A tristeza quase me arrebata quando li esse post acima. Ele fez tábua rasa do talento de alguns na construção de textos.
E quase mais triste fico porque começo a perceber que os muitos minutos, as vezes mais de hora, dedicados à construção de um único parágrafo, parecem não valer mais nada. A busca da simetria perfeita, da poesia em forma de prosa, crônica ou reles texto agora sempre terá a ponta da desconfiança, tal qual ensina o Sr. Gabriel Santos.
O Sr. Gabriel Santos decreta o obituário de todos os que têm um “certo” talento, gosto e facilidade por escrever. Todos em uma única lata de lixo; “dustbin” como se diz no país que outrora o Sol nunca se punha.
Sou cultor de textos bem escritos e sempre estive e estou em busca deles. A exemplo de Gonzaguinha sempre estou à procura da “palavra mais certa”. Da escrita clara, leve e solta. Simétrica. Julgo-me um bom escritor, um escritor muito bom.
E aqui lembro um rapaz latino-americano tal qual Belchior, um amigo do Twitter, cultor da boa escrita, Pedro de Almendra (
@pedroafcr ) um piauiense que nunca vi pessoalmente. Mais do que cultor da palavra, cultor dos parágrafos. Em outubro de 2020 ele postou um texto curto, que recebeu meu elogio. E agora Pedro? O que faremos com a desconfiança que paira sobre todos nos textos futuros?
Resta-me a sorte de ter nascido lá na da distante década de 1960, de ter começado a escrever em jornais por volta dos primeiros anos da década de 1980, de ter publicado o primeiro livro (“Anotações das Doze Léguas) em 1987 (uma pesquisa histórica) e o primeiro livro jurídico (“A União Federal em Juízo) em 1998, pela “Saraiva”, Editora que à época era cobiçada por muitos e alcançada por poucos, pouquíssimos. Livro que deu frutos, três edições ao todo.

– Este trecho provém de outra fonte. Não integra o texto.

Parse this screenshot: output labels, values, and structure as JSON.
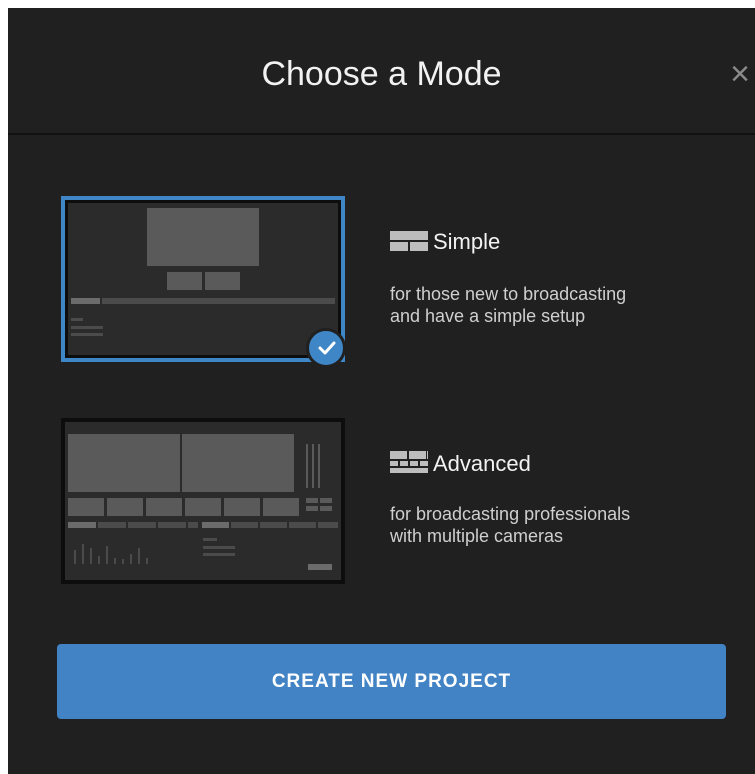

Resta-me a sorte de ter escrito e publicado o primeiro livro do século XXI, no Brasil, dedicado a analisar o Tribunal constitucional mais longevo, mais respeitado, mais citado e mais admirado do mundo, livro cujo título é auto explicativo; “Suprema Corte dos Estados Unidos - Principais Decisões”, cuja 1ª edição é de 2008, 2ª de 2015, 3ª de 2019 e quarta de 2021 (Editora GEN/Atlas), a maior Editora jurídica do país, tal qual a Saraiva no passado.
O que me salva sãos os anos de estrada de barro, de chão, de horas dedicadas à pesquisa e à busca da palavra mais certa, para lembrar Caetano Veloso, sobre quem já dediquei uma crônica que versa sobre sua mãe: “Eu e Dona Canô” (Correio Braziliense, 14.12.21).
Tomara que nem todos pensem como o Gabriel Santos. Tomara que alguns já tenham ouvido “Ele Me Deu Um Beijo Na Boca”, de Caetano Veloso, do álbum Cores, Nomes, de 1982, especialmente o verso: “Que a crítica não toque na poesia.”
Leitores, pesquisem a produção dos autores. A sentença Gabriel (diabólica, ainda que não intencional) não pode prevalecer.
João Carlos Souto.
x.com/pedroafcr/status/13212…
A produção criativa obedece à regra dos ritos religioso: só do sacrifício vem a ordem
Só quando escolho um parágrafo, no qual tenha gasto muito esforço, e o excluo sem mais nem menos, é que tudo ganha ordem e fluidez. Todo belo poema custou a morte de um belo verso.